A gauge of home-purchasing activity came in stronger than expected in September as buyers moved to take advantage of falling home prices, attractive mortgage rates, and a tax perk from Uncle Sam. The National Association of Realtors said Monday that its pending home sales index for September increased 6 percent from August and was more than 21 percent higher than in September of 2008—the largest year-over-year jump on record. (Pending home sales are measured by contract signings, as opposed to closings.) The index has now posted eight monthly increases in a row, representing the longest winning streak in its eight-year history. "Contract signings haven't been running this hot in almost three years," analyst Mike Larson of Weiss Research said in a report. Here are three things you need to know about the development:
1. Low prices, attractive mortgage rates: Home sales have firmed up in recent months as falling property values and cheap mortgage rates have increased the affordability of the housing stock. Through August, home prices in 20 major U.S. cities had returned to autumn 2003 levels, down more than 29 percent from their 2006 peaks, according to the most recent S&P/Case-Shiller report. Rates on 30-year fixed mortgages, meanwhile, dropped to an average of 5.18 percent in the last week of September, down from 6.22 percent a year earlier, according to HSH.com.

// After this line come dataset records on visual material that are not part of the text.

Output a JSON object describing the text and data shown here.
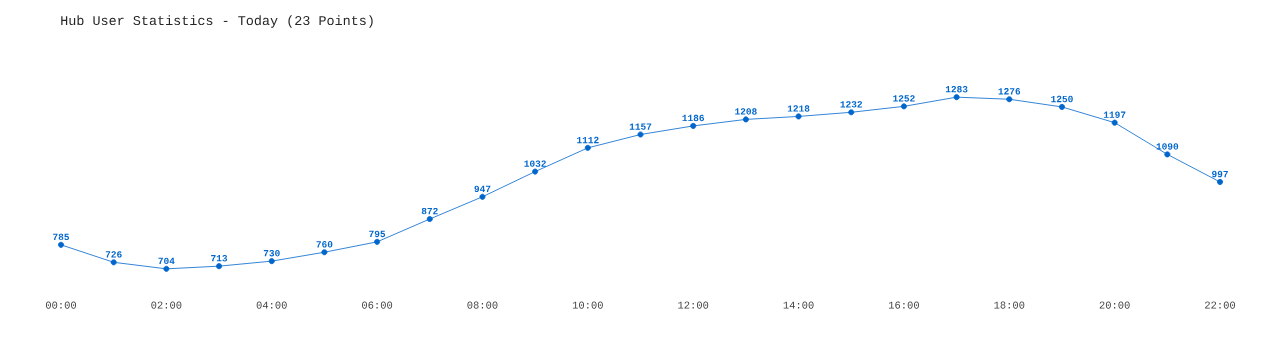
{
  "chart_data": {
    "type": "line",
    "title": "Hub User Statistics - Today (23 Points)",
    "x": [
      0,
      1,
      2,
      3,
      4,
      5,
      6,
      7,
      8,
      9,
      10,
      11,
      12,
      13,
      14,
      15,
      16,
      17,
      18,
      19,
      20,
      21,
      22
    ],
    "xlim": [
      0,
      22
    ],
    "xticks": [
      {
        "value": 0,
        "label": "00:00"
      },
      {
        "value": 2,
        "label": "02:00"
      },
      {
        "value": 4,
        "label": "04:00"
      },
      {
        "value": 6,
        "label": "06:00"
      },
      {
        "value": 8,
        "label": "08:00"
      },
      {
        "value": 10,
        "label": "10:00"
      },
      {
        "value": 12,
        "label": "12:00"
      },
      {
        "value": 14,
        "label": "14:00"
      },
      {
        "value": 16,
        "label": "16:00"
      },
      {
        "value": 18,
        "label": "18:00"
      },
      {
        "value": 20,
        "label": "20:00"
      },
      {
        "value": 22,
        "label": "22:00"
      }
    ],
    "series": [
      {
        "color": "#0066cc",
        "values": [
          785,
          726,
          704,
          713,
          730,
          760,
          795,
          872,
          947,
          1032,
          1112,
          1157,
          1186,
          1208,
          1218,
          1232,
          1252,
          1283,
          1276,
          1250,
          1197,
          1090,
          997
        ]
      }
    ],
    "data_labels": true,
    "marker": "circle",
    "line_style": "solid",
    "tick_labels": "x"
  }
}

2. $8,000 deadline: At least a portion of the report's strength reflects the looming expiration of the $8,000 first-time home buyer tax credit. In order to obtain the popular tax perk, buyers must have a transaction closed by November 30. And since closings can take 30 to 90 days in today's market, buyers need a signed contract well before the tax credit's deadline to ensure they'll qualify. "Clearly, buyers were eager to get business done before the credit's November expiration," Larson said. Last week, however, Senate lawmakers reached a bipartisan deal to push back the tax credit's deadline and expand it to current homeowners. In addition, the Obama administration expressed support for extending the credit, making the likelihood of its enactment. The political outlook for expanding the first-time home buyer tax credit was less clear in September, prompting some buyers to believe they needed to act fast or risk missing out.
3. October surprise: October, however, is much closer to the November 30 deadline. And, again, for most of October the outlook for the credit's extension was less optimistic than it is today. As a result, some housing experts say pending homes sales figures may slip when the October numbers come in. "We are still cautious," Ian Shepherdson, chief U.S. economist at High Frequency Economics, said in a report. "[I]t may be simply that people rushed to contract in Sep so as to be sure of closing by Nov 30, in which case there is still scope for a sharp fall in the October index."
For his part, Larson says he wouldn't be shocked to see the pending home sales index decline in the next couple of months, but he doesn't feel any slippage will be enough to derail a recovery. "[W]ith Congress set to extend the credit through mid-2010 . . . and expand it to a broader pool of potential buyers . . . the market should remain fairly well-supported," he said in a report.